As we approach the end of the decade, the second residency boom is also grinding to an end. One reason is that in the
post-cold war world there are suddenly many more FMGs free to compete for entry into American training. Perhaps more
importantly, however, the number of available positions are also being scaled back. This is especially true in New York, which
has always had a large FMG population, but where the state is now actually rewarding hospitals with money if they don't take
foreign residents.
The academic and professional climate has thus become hostile to FMGs. It is hard to project if and when this might change.

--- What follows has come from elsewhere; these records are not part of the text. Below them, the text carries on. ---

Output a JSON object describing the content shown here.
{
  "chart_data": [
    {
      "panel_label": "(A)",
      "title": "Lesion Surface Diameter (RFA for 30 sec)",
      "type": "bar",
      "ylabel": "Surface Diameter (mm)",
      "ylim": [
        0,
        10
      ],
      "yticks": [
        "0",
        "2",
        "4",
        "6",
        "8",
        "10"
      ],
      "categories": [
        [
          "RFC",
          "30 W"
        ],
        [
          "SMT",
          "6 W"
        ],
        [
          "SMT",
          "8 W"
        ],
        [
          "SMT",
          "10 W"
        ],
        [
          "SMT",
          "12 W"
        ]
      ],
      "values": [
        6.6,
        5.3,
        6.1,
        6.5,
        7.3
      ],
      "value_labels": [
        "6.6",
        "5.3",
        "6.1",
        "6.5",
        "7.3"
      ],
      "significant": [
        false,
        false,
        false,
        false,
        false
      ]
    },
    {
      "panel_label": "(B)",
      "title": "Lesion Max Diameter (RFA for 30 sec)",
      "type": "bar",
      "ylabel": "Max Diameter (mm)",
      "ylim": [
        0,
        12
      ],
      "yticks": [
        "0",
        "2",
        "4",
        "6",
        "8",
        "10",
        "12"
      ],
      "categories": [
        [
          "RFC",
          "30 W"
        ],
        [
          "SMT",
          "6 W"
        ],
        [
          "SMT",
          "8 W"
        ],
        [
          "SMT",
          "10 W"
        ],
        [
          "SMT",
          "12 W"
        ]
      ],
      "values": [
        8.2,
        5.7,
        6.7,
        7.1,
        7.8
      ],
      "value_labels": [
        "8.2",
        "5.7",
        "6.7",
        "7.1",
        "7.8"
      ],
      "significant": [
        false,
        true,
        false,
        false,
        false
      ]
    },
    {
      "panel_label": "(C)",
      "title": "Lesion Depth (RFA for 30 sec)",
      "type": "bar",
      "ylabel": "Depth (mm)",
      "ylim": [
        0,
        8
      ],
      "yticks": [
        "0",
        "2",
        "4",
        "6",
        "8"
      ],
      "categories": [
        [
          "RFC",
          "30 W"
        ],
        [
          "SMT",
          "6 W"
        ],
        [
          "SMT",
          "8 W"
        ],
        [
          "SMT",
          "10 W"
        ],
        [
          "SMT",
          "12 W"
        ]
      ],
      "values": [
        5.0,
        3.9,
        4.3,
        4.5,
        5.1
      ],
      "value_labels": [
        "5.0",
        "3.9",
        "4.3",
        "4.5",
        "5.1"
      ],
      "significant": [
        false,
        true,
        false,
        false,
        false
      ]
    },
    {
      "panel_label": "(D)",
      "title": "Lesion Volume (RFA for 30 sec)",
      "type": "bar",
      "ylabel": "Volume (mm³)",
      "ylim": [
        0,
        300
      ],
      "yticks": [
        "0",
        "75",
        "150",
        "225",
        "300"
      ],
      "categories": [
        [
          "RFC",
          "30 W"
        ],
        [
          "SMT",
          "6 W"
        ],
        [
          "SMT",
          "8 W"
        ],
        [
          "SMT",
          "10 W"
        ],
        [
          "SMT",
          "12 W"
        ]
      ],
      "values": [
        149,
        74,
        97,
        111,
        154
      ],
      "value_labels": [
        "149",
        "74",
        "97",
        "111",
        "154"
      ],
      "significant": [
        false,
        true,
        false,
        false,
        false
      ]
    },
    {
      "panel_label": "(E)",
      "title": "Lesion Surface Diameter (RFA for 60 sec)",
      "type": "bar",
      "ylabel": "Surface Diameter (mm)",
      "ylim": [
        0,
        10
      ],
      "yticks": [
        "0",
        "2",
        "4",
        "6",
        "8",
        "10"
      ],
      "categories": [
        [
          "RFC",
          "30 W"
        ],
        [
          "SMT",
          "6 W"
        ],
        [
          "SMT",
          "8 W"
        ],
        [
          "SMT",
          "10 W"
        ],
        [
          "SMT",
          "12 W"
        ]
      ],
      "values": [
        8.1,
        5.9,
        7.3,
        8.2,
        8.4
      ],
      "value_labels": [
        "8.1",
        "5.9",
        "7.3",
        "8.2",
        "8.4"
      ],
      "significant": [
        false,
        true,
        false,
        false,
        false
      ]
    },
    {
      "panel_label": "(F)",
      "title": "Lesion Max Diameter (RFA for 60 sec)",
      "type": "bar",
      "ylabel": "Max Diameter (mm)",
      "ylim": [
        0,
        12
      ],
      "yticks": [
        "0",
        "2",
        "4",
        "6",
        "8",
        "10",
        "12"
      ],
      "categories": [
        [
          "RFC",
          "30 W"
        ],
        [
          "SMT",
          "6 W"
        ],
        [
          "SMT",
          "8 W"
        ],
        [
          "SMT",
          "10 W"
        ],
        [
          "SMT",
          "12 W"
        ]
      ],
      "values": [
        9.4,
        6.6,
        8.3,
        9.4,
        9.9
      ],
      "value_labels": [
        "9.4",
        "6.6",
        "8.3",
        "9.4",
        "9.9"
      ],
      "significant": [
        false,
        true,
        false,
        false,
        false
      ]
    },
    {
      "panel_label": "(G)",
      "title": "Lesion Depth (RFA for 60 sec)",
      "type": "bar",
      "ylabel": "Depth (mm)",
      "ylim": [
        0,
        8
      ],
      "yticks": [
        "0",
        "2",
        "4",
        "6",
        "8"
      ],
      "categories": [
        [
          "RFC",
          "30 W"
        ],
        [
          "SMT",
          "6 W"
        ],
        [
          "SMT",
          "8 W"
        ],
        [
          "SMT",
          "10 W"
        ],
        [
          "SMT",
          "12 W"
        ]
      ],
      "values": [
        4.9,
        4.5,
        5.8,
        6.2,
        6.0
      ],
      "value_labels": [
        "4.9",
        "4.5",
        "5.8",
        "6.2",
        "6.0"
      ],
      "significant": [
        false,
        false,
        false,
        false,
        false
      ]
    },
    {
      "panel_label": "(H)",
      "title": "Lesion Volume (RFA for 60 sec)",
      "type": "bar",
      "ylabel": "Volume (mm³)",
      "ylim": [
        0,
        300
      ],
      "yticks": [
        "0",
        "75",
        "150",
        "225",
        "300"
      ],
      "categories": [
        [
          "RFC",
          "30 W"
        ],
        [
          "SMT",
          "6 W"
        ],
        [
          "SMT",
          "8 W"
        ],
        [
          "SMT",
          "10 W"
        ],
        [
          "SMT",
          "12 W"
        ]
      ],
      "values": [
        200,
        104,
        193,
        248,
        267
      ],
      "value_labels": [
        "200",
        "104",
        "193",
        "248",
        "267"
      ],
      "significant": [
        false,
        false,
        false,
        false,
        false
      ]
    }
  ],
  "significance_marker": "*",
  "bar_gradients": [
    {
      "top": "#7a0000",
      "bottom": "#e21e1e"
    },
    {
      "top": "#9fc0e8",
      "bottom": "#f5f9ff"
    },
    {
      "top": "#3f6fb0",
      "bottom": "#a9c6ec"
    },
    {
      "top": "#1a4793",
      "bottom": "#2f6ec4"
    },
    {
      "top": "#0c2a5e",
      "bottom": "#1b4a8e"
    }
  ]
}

The traditional complaint lodged by detractors of FMGs is that foreign doctors don't go back home. This defeats the purpose of
training FMGs which, they argue, should be to take world-class medical expertise back to the developing world. This strikes
me as a very unfair portrayal. For one, the original purpose of accepting foreign residents was to satisfy manpower shortage,
not to be a center for Third World medical reform, and it is rather disingenuous to suggest otherwise; for another, who can
blame FMGs for not wanting to go back to the misery and destitution of the Third World ? After all, why would FMGs be any
different from the huge mass of people from Africa and Asia desperate to make a home in America if given the chance ?

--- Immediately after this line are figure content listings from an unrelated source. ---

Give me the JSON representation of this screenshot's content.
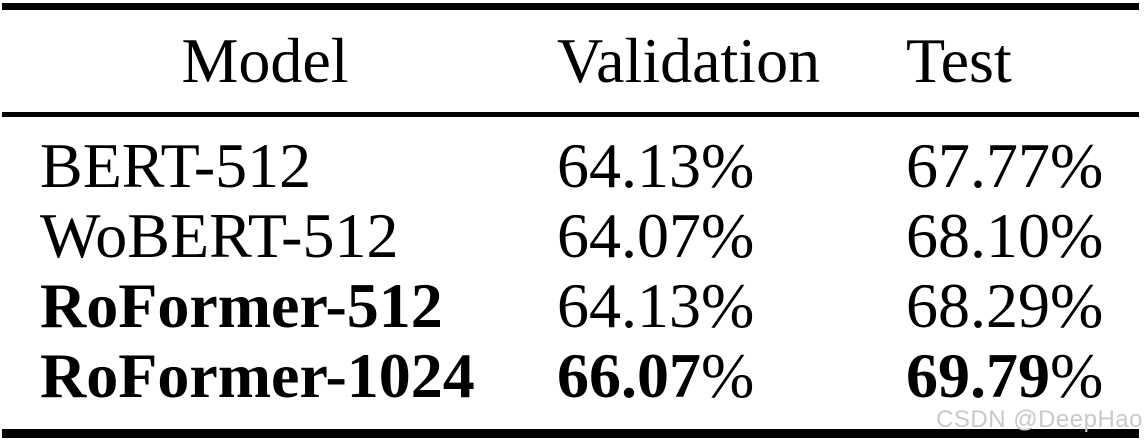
{
  "table": {
    "columns": [
      "Model",
      "Validation",
      "Test"
    ],
    "rows": [
      {
        "model": "BERT-512",
        "validation": "64.13%",
        "test": "67.77%",
        "bold_model": false,
        "bold_values": false
      },
      {
        "model": "WoBERT-512",
        "validation": "64.07%",
        "test": "68.10%",
        "bold_model": false,
        "bold_values": false
      },
      {
        "model": "RoFormer-512",
        "validation": "64.13%",
        "test": "68.29%",
        "bold_model": true,
        "bold_values": false
      },
      {
        "model": "RoFormer-1024",
        "validation": "66.07%",
        "test": "69.79%",
        "bold_model": true,
        "bold_values": true
      }
    ]
  },
  "watermark": {
    "text": "CSDN @DeepHao",
    "color": "#c9c9c9"
  },
  "colors": {
    "background": "#ffffff",
    "text": "#000000",
    "rule": "#000000"
  }
}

Finally, the expectation that repatriating FMGs will somehow effect a national change in the health of a developing country is
in itself laughable. National health is a highly complex problem deeply interconnected with the social, political and economic
fabric of a country; expecting the problem to go away by throwing American-trained tertiary-care specialists at it is simply
illiterate.
I believe the main reason the American medical order is bothered by foreign medical graduates is that they have exploited a
route of entry into America that not only by-passes the standard immigration line, it also acts as a short-circuit into a
prestigious social class. The establishment's displeasure is hard to miss. Over the last few years, a number of articles have
appeared in leading professional journals decrying the FMG problem (for example, Iglehart's ’The Quandary over Graduates of
Foreign Medical Schools in the United States', in the New England Journal of Medicine, 334:1679; and Mullan et al's ’Medical
Migration and the Physician Workforce: international medical graduates and American medicine', in the Journal of the
American Medical Association, 273:1521). It is the same message being echoed from different sources, namely, that FMGs are
compounding a physician oversupply and opportunities for them to train and practice in the United States should be curtailed.
The Clinton Administration has expressed its intent to reduce the number of medical residencies to 110% of graduating
American medical seniors. Because of this, and because American college graduates are applying in record numbers to
medical school, the FMG honeymoon in America is probably finally over. As you may have gathered, this bothers me,
although I am not sure if my grievance is entirely legitimate. Thinking rationally, I think one has to conclude that it is ultimately
America's prerogative: it's their country and they can do with it what they want. If they don't want any FMGs, that's really up to
them, isn't it. If anything, this will force us to give structure to medical specialization in our own country. I must confess,
however, that having trained here as an FMG myself there is nevertheless also a part of me that wants to fiercely protect the
ability of the global community to access the American model of graduate medical education. After all, since the training
system begun by Osler and Halstead remains unequaled in the world, one could argue that it is an obligation on America's
part to continue sharing it with the rest of us. Besides, isn't it a kind of protectionism to limit training opportunities for foreign
doctors ?
In any case, even leaving the FMG factor out of the equation, the changing complexion of American medicine cannot be
avoided. Asian-American and desi-American graduates of leading American medical schools are beginning to dominate the
profession. If preserving whiteness was the main concern, then it is already too late!